[Info-vax] DCL DIFF algorithm

Tue Nov 9 09:24:47 EST 2010

"glen herrmannsfeldt" <gah at ugcs.caltech.edu> wrote in message 
news:ibave3$hfj$1 at news.eternal-september.org...
> DTL <didier.morandi at gmail.com> wrote:
>
>> Who could give me (discretely or not) the algorithm used by the DCL
>> Differences verb, please?
>> I'd like to code it in VBScript but I have no clue on how to start.
>> Compare lines one by one will break the logic as soon as the first
>> different lines are encountered. All next lines will obviously be
>> because of the shift.
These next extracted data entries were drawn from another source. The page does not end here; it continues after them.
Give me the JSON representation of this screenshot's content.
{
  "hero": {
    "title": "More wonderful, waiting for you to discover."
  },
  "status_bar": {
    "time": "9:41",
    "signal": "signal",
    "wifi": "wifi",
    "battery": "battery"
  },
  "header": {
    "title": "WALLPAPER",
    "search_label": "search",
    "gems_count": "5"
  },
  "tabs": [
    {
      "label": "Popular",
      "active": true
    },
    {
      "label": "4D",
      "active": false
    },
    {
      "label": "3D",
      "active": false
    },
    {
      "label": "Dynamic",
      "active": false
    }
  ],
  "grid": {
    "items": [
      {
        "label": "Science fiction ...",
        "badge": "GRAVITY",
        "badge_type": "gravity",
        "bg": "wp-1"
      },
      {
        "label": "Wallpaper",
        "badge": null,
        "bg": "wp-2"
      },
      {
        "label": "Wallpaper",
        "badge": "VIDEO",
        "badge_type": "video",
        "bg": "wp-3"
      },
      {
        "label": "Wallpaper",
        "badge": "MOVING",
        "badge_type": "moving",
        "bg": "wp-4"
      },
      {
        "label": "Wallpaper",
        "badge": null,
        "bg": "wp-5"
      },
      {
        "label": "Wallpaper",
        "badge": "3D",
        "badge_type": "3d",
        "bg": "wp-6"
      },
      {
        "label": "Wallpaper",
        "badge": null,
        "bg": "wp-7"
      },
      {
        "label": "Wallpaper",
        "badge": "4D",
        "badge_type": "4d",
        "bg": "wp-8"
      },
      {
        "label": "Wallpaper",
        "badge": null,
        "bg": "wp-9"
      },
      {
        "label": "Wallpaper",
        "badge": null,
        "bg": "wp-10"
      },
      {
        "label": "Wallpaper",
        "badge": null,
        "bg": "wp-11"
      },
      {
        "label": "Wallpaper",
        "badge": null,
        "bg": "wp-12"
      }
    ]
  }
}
This is this shift concern I wish to be
>> documented on.
>
> The unix diff command uses the dynamic programming algorithms
> that originated for comparing protein sequences in biology.
>
> Having not thought about this for a while, I believe that they
> generate a hash value for each line, then run the dynamic
> programming algorithm on the hash values.  That finds the
> optimal set if insertions, substitutions, and deletions to
> go from on to the other.
>
> I don't know why DCL would do it differently.  The algorithms
> were well known.  The main one is the Needleman-Wunsch algorithm,
> first published in 1970.  (That is, some years before VMS 1.0.)
>

The DIF code is circa 1981, and is written in BLISS.  It's VMS-specific.  It 
knows how to ignore VMS-specific and language specific comments based on 
file (extension) type, and uses a window (a block of input lines from each 
file) to slide around looking to match lines and find differences.